Und der Rest der Welt?

Indessen gibt es aber noch eine weitere Dimension, die in der politischen Debatte derzeit oft zu kurz kommt: Im weltweiten Vergleich steht die EU immer noch hervorragend da. Die 13 Impfungen pro 100 Einwohner:innen in der EU sind mehr als das Doppelte der weltweiten Quote; außer den USA und Großbritannien haben nur Israel, die Vereinigten Arabischen Emirate, Chile, Marokko und einige Klein- und Inselstaaten einen deutlich höheren Anteil ihrer Bevölkerung geimpft. Viele Länder des Globalen Südens, vor allem in Afrika, haben hingegen noch überhaupt keinen Zugang zu Impfstoffen – obwohl die Folgen der Pandemie dort kaum weniger gravierend sind als in den großen westlichen Industriestaaten.

Die Europäische Union hat zwar vordergründig manches getan, um dieser Entwicklung entgegenzuwirken. Sie gehörte zu den ersten und größten Geldgebern von COVAX, einer Kampagne der Weltgesundheitsorganisation, die Corona-Impfstoffe global verfügbar machen soll. Zudem gibt es bei den im Januar verhängten EU-Exportkontrollen Ausnahmeregeln für arme Länder.

Im Inneren vermied die EU Wettläufe, außen nahm sie daran teil

Doch all dies blieb letztlich ein Tropfen auf den heißen Stein angesichts des Beschaffungswettlaufs der westlichen Industrieländer. Da die EU, USA und Großbritannien massenweise Impfdosen aufkauften, musste sich COVAX bei den Herstellern hinten anstellen. Eine wirklich globale Impfkampagne wird es deshalb wohl erst geben, wenn die Immunisierung im Norden abgeschlossen ist.

Mit der gemeinsamen europäischen Beschaffung hat die EU nach innen einen Wettlauf zwischen ihren Mitgliedstaaten erfolgreich verhindert.
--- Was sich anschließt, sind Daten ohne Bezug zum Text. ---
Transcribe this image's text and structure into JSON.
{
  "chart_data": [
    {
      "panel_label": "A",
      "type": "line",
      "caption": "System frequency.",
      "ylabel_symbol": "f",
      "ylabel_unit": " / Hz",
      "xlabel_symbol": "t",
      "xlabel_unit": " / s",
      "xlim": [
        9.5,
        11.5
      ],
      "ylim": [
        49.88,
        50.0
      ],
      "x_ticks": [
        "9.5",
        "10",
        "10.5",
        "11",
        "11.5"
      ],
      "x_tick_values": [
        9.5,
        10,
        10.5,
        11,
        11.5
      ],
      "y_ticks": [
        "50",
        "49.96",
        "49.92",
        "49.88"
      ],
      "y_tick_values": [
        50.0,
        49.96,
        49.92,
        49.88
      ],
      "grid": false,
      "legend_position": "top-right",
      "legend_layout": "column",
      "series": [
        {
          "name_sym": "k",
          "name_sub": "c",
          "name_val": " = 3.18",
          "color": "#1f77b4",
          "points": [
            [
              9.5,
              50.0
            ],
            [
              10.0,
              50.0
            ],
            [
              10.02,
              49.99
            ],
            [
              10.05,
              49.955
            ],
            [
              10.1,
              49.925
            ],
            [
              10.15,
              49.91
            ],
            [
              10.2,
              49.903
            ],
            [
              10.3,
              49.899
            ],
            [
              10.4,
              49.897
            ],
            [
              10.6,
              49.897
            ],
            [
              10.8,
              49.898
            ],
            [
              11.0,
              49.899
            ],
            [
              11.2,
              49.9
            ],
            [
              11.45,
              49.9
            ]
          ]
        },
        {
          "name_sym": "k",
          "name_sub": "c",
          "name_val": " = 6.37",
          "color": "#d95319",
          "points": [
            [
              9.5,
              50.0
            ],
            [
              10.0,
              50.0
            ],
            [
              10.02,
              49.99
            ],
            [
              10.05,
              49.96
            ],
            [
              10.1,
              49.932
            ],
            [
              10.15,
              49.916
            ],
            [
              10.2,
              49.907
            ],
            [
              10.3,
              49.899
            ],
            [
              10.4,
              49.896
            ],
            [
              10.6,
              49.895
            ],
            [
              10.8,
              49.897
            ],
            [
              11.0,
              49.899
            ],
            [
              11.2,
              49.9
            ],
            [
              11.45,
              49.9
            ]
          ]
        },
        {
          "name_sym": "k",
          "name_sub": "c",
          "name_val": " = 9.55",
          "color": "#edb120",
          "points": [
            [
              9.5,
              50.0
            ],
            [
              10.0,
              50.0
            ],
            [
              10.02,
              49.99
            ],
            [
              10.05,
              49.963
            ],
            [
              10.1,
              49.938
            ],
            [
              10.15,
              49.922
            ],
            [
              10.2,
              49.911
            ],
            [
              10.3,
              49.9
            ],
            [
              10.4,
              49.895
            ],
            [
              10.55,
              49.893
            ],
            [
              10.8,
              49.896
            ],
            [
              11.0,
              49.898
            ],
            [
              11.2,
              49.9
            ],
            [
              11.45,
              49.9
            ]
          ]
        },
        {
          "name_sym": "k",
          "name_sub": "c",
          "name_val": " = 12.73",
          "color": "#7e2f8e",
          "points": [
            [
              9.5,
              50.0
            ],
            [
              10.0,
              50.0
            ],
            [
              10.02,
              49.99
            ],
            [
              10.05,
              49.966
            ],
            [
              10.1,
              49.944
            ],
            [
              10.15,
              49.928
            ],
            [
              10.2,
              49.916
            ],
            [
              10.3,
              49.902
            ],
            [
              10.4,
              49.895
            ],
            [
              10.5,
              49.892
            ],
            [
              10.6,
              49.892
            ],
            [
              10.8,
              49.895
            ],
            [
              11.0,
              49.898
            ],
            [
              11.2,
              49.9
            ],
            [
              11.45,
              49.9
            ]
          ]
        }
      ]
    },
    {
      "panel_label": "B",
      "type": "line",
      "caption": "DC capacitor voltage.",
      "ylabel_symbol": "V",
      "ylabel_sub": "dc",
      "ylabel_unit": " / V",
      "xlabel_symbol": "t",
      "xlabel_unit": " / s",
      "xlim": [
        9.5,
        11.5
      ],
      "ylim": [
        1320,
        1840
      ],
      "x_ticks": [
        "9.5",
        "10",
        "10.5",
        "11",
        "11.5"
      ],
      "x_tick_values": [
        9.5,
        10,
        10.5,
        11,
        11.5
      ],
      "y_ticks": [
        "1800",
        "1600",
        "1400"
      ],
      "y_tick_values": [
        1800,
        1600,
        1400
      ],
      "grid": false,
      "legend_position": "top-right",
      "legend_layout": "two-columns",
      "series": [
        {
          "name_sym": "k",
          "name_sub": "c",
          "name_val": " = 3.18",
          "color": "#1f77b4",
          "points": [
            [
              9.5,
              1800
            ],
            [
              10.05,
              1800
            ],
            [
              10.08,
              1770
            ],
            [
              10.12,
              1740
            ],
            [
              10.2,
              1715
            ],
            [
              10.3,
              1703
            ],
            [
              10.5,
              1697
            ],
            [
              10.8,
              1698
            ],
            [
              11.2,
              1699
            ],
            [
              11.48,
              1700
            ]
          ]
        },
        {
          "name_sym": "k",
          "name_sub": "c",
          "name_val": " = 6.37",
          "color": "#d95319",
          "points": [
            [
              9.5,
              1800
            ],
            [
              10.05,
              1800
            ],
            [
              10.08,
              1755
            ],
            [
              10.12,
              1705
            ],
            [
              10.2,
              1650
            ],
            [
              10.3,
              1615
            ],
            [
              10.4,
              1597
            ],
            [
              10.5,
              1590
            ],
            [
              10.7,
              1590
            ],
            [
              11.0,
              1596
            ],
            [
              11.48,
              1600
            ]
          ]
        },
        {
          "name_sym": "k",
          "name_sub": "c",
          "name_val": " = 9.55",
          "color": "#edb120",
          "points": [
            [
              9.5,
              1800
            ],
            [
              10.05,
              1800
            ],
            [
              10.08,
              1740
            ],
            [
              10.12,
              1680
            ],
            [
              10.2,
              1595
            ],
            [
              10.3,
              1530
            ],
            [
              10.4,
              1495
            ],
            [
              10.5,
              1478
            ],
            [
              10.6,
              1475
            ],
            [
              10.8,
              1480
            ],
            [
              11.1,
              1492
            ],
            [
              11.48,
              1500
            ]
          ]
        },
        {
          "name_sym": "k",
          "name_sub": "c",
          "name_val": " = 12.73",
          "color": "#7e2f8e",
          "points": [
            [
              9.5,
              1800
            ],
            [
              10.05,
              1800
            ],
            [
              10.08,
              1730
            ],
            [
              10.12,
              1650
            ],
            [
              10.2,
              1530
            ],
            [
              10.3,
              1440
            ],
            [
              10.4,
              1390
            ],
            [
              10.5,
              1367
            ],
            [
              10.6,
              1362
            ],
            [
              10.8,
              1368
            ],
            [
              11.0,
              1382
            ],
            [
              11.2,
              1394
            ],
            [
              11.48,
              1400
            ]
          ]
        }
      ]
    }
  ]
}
Nach außen nahm sie hingegen an einem globalen Wettlauf teil und verhielt sich dabei im Großen und Ganzen ebenso egoistisch wie andere Länder auch, wenn auch vielleicht etwas weniger geschickt.

Überstaatliche Beschaffung ja – aber besser global

War die EU also die richtige Ebene für eine gemeinsame Impfstoff-Beschaffung? Man kann aus den letzten Monaten die Schlussfolgerung ziehen, dass Nationalstaaten mit einer starken zentralen Exekutive in der geopolitischen Konkurrenz mit anderen Ländern einen Vorteil haben. Man kann aber auch zu dem Ergebnis kommen, dass es besser ist, eine solche Konkurrenz gar nicht erst entstehen zu lassen.

Wie die Erfahrung der EU gezeigt hat, ist die gemeinsame Beschaffung durch eine überstaatliche Institution dafür ein geeignetes Mittel. Doch in einer weltweiten Pandemie müsste diese Institution natürlich global statt nur europäisch sein. Die Weltgesundheitsorganisation so weit zu reformieren und zu stärken, dass sie in einer künftigen Pandemie diese Rolle übernehmen kann, sollte deshalb die eigentliche Lehre aus den Problemen der europäischen Impfstoff-Strategie sein.

Bild: Tim Reckmann [CC BY 2.0], via Flickr.